Les antichambres du répertoire lyrique sont fort peuplées : toutes ces œuvres rares mais pas inconnues ont leurs postulateurs, qui parviennent à l'occasion à susciter leur représentation, sans rien changer à leur place marginale. Œdipe, le seul opéra de Georges Enesco, fait partie de celles-là depuis sa création en 1936 à l'Opéra de Paris – l'avant-guerre n'est pas un contexte très porteur pour la création musicale en France, a fortiori à l'Opéra. Œuvre de toute une vie, Œdipe souffre cependant du livret impossible d'Edmond Fleg, avec sa versification ampoulée, ses adjectifs surabondants et ses clichés à la pelle. Ne citons que quatre vers : Celui que nous menons aux flammes destructrices/ Fut riche de vertus, de jours et d'or./ Pleurez avec ses fils et les fils de ses fils/ Les lamentations réjouissent les morts. Heureux les non-francophones.

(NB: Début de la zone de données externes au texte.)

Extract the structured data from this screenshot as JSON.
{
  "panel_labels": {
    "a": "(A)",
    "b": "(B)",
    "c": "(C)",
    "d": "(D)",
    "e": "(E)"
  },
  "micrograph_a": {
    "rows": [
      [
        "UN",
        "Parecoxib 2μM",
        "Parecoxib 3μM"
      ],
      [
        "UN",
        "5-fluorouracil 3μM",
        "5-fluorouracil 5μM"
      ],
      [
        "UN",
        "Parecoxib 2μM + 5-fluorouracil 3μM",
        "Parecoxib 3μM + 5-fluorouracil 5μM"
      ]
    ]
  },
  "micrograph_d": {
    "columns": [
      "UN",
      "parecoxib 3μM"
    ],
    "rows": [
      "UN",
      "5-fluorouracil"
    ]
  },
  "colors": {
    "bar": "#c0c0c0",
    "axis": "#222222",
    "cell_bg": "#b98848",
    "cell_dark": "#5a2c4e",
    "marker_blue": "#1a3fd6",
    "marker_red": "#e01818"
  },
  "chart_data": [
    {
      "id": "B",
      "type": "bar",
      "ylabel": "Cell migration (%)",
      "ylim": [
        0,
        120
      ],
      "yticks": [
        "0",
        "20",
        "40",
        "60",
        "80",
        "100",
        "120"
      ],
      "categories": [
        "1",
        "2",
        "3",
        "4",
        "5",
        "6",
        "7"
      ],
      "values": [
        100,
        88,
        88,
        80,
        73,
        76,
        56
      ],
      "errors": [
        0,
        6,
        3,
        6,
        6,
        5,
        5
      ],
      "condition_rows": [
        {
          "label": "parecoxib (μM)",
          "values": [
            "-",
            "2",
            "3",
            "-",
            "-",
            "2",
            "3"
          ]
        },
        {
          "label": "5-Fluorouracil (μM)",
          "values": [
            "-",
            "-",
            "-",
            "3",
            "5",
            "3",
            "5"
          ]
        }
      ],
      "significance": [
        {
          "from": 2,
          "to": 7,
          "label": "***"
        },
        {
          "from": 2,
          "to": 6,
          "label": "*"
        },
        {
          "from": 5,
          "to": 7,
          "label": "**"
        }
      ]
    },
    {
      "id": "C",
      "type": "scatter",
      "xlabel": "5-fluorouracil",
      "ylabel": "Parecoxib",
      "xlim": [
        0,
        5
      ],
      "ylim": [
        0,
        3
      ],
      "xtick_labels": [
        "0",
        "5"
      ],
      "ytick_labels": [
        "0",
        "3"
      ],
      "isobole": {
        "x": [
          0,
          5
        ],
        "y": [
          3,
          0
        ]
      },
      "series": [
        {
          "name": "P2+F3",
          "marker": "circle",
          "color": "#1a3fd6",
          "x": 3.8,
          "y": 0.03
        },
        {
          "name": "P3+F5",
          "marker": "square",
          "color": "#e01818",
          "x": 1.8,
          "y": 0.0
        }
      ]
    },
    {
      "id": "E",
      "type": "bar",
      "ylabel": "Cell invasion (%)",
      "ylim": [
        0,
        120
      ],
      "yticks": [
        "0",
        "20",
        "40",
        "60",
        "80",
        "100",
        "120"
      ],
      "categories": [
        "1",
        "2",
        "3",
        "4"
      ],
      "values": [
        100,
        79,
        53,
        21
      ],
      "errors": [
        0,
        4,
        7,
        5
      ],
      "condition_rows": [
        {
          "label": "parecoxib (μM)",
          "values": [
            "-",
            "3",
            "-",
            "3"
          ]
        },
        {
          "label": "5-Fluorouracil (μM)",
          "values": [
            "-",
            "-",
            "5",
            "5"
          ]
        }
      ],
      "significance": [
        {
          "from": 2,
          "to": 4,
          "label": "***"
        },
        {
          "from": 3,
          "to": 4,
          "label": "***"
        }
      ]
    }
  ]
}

Le livet de Fleg a des conséquences musicales implacables, par les images fausses que le compositeur s'efforce de traduire en musique, mais en multipliant des scènes collectives souvent interminables, et le quatrième acte, qui vient ressasser les principaux paramètres des trois précédents : un compositeur doté d'un sens véritable pour le théâtre ne se laisserait pas aller à tant de bavardage, à tant de pompe cérémonielle.

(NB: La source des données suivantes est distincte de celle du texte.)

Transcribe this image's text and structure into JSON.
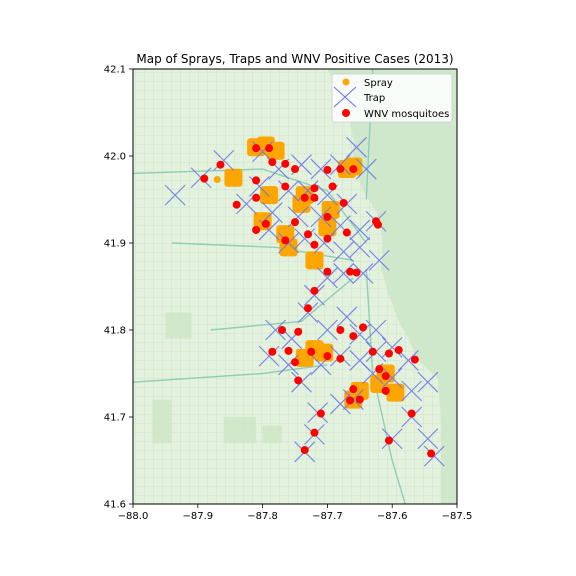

La musique d'Enesco n'est du reste qu'à peine plus souvent au programme des salles de concert qu'à celui des opéras : ce n'est donc pas seulement le livret qui est ici en cause. L'hellénisme scolaire et poussiéreux de Fleg trouve ses correspondances dans la musique d'Enesco, qui a certes une originalité qui fait sa force, une ambition de complexité, mais tend aussi à parsemer sa partition de marques d'archaïsme ou d'exotisme : ce n'est pas suffisant pour créer un style et une identité musicale capable de porter la tragédie. L'Orchestre philharmonique de Vienne dans la fosse fait de son mieux, avec une enivrante beauté sonore qui tend sans doute un peu à cacher les aspérités de la partition, et Ingo Metzmacher fait ce qu'il peut pour donner du théâtre même là où il manque le plus cruellement : ce n'est pas toujours suffisant.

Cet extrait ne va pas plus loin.